Angesichts der gegenwärtigen ökologischen Verwerfungen – der zunehmenden Dürren, Überschwemmungen, dem Abtauen der Permafrostböden und Abschmelzen der Polarkappen, dem massiven Waldsterben – scheint die Forderung, endlich einen Kompromiss mit der Natur zu schließen, zunächst folgerichtig. Die Forderung führt allerdings insofern in die Irre, als „wir“ bereits immer in einem Kompromiss mit der Natur leben, menschliche Naturverhältnisse stets Kompromissverhältnisse sind. Was seit einigen Jahrzehnten deutlich wird, ist daher nicht, dass ein Kompromiss fehlt, sondern dass der bisherige Kompromiss der Menschheit mit der Natur nicht trägt.

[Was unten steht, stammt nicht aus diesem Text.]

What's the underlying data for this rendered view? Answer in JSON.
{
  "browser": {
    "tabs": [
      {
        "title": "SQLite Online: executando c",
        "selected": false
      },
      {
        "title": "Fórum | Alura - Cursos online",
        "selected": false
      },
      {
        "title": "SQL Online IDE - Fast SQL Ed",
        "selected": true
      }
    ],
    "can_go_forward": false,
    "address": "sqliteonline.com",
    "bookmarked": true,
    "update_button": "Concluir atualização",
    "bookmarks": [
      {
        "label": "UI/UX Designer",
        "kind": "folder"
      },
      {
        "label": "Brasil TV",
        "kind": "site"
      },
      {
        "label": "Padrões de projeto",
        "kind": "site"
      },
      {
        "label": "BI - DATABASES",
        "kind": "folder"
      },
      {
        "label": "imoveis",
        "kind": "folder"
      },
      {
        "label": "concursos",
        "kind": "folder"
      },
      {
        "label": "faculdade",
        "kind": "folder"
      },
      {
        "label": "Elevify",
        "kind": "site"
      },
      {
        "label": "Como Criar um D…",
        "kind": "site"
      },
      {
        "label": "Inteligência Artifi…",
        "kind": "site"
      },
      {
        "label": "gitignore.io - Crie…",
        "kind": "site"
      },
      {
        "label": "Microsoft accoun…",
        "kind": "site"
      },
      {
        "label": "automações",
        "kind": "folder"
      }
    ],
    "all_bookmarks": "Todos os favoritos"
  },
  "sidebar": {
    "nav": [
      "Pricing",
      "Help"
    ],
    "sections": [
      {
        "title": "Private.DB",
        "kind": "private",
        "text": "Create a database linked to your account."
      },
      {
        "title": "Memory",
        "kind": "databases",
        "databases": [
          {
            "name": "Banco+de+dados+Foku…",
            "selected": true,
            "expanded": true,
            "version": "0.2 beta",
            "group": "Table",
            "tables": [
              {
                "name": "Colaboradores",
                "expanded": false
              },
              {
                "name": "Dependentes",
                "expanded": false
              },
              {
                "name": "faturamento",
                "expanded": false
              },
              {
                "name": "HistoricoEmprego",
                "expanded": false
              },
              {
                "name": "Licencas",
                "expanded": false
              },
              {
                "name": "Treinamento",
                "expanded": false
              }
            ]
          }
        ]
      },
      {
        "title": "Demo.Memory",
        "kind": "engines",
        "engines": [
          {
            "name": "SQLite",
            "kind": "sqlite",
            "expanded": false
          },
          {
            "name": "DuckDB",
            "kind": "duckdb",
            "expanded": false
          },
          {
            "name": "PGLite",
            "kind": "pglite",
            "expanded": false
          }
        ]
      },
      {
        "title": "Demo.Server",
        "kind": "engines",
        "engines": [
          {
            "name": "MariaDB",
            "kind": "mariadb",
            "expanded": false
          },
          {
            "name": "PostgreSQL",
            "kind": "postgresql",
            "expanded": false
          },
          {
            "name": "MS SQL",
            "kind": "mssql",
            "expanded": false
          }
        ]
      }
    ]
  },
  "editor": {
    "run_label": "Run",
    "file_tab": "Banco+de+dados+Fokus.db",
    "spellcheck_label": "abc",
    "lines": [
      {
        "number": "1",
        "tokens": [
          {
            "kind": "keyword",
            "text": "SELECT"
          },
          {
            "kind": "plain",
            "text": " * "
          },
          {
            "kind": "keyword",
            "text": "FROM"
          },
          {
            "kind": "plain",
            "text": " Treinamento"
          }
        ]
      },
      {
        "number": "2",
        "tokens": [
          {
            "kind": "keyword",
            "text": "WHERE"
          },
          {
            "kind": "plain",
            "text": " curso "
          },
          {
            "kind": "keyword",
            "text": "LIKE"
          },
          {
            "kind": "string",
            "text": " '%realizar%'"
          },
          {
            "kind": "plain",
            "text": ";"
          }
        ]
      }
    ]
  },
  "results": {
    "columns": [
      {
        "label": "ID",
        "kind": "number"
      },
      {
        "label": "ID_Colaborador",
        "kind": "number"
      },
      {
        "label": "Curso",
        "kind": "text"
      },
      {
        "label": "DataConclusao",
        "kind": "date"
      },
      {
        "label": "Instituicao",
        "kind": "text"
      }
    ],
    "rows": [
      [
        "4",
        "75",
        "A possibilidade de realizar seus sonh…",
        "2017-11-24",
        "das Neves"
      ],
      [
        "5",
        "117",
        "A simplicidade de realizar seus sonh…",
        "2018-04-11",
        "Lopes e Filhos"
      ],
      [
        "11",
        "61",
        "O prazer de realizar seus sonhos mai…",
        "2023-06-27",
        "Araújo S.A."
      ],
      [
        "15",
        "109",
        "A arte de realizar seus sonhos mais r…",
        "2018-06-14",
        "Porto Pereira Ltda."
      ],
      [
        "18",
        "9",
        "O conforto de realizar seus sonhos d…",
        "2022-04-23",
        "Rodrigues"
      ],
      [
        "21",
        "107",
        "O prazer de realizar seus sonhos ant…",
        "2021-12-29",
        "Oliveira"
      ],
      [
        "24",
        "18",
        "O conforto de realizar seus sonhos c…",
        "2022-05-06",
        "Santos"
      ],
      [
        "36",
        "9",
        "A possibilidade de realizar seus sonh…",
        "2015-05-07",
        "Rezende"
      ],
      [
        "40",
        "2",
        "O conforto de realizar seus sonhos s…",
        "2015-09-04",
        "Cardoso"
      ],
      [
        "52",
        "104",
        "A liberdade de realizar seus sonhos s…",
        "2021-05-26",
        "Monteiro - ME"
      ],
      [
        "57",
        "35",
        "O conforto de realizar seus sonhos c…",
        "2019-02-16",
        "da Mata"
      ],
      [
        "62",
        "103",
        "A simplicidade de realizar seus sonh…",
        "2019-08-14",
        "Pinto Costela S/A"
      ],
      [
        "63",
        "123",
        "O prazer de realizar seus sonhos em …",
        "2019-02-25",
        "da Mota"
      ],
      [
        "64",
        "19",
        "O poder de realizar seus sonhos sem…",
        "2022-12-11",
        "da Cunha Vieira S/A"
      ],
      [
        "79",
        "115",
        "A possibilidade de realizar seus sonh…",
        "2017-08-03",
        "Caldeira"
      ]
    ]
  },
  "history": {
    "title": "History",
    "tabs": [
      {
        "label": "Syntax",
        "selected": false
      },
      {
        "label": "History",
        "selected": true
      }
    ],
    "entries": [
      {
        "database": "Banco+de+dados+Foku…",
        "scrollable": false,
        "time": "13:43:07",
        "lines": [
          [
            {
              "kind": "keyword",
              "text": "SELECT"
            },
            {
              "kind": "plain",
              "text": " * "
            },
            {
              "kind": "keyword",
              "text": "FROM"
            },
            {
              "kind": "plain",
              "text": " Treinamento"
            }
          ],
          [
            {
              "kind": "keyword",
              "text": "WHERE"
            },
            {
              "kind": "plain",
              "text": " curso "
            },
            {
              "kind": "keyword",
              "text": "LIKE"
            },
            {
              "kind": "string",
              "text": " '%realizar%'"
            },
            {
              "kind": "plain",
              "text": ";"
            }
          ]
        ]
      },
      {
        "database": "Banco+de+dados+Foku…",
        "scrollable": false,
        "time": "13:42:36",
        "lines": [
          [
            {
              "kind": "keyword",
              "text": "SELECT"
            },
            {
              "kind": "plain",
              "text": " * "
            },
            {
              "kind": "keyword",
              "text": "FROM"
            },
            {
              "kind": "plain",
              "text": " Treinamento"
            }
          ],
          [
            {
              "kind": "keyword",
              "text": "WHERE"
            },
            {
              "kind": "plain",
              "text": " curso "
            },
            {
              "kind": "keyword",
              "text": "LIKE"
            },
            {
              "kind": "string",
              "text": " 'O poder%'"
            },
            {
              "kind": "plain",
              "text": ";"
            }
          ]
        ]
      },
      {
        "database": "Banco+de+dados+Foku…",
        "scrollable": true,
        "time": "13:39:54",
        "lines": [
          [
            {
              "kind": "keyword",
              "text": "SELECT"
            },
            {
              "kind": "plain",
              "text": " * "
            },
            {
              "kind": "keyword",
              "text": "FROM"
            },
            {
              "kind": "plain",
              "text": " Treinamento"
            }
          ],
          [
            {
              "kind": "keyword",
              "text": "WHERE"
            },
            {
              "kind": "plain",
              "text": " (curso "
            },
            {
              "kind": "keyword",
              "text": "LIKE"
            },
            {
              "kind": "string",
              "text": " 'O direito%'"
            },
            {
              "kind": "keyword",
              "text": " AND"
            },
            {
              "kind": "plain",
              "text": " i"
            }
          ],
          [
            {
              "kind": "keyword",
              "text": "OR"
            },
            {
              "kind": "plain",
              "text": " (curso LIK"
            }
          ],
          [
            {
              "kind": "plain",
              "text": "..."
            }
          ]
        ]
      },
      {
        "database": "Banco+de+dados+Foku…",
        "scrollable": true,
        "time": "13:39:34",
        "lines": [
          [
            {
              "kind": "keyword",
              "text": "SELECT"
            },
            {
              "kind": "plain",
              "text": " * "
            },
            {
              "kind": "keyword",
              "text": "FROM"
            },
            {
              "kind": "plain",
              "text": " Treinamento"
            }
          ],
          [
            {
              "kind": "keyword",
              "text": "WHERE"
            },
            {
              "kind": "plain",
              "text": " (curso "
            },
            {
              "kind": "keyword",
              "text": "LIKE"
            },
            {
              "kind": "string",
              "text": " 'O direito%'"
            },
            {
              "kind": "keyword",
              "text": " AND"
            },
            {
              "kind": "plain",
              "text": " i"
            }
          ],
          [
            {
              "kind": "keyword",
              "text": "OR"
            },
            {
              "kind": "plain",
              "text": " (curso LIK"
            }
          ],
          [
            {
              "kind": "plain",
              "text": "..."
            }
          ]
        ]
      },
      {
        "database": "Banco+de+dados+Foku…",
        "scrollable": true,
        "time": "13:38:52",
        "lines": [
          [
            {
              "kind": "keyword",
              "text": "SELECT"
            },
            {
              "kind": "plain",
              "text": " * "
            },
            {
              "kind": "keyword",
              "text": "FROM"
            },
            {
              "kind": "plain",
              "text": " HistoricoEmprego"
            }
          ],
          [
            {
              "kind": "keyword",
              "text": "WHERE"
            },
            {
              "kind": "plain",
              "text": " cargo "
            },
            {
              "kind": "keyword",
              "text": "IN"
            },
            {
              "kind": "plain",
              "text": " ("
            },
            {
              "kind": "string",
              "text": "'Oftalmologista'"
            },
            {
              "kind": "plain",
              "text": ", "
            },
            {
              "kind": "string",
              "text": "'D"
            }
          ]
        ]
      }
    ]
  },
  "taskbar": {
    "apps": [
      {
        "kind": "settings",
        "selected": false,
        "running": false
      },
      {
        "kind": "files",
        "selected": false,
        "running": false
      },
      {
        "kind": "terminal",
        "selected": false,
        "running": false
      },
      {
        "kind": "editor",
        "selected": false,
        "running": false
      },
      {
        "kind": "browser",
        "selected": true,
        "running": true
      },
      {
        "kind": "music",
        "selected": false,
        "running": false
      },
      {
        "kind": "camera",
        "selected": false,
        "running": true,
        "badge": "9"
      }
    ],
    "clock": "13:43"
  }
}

Und das in mindestens zwei Hinsichten: Erstens folgen alle bisherigen Kompromisse der klassischen Vorstellung, dass es sich um einen Vergleich zwischen zwei getrennten Konfliktparteien handelt. Das Phantasma einer klaren Trennung zwischen Natur und Mensch wird durch diese Vorstellung zugleich gefestigt und als solche verdeckt. Zweitens erscheint in einer solch klassischen Vorstellung von Kompromiss ‚Natur‘ als einheitliche Akteurin. Natur ist allerdings nicht nur unweigerlich mit „uns“ verwoben; sie ist je lokal und historisch verschieden auf Menschheit und Kultur bezogen. In diesen Gefügen ist sie, als Geflecht von Beziehungen, in je spezifischer Weise eigensinnig und übersteigt in dieser Eigensinnigkeit menschliches Interesse wie menschliche Vorstellungskraft.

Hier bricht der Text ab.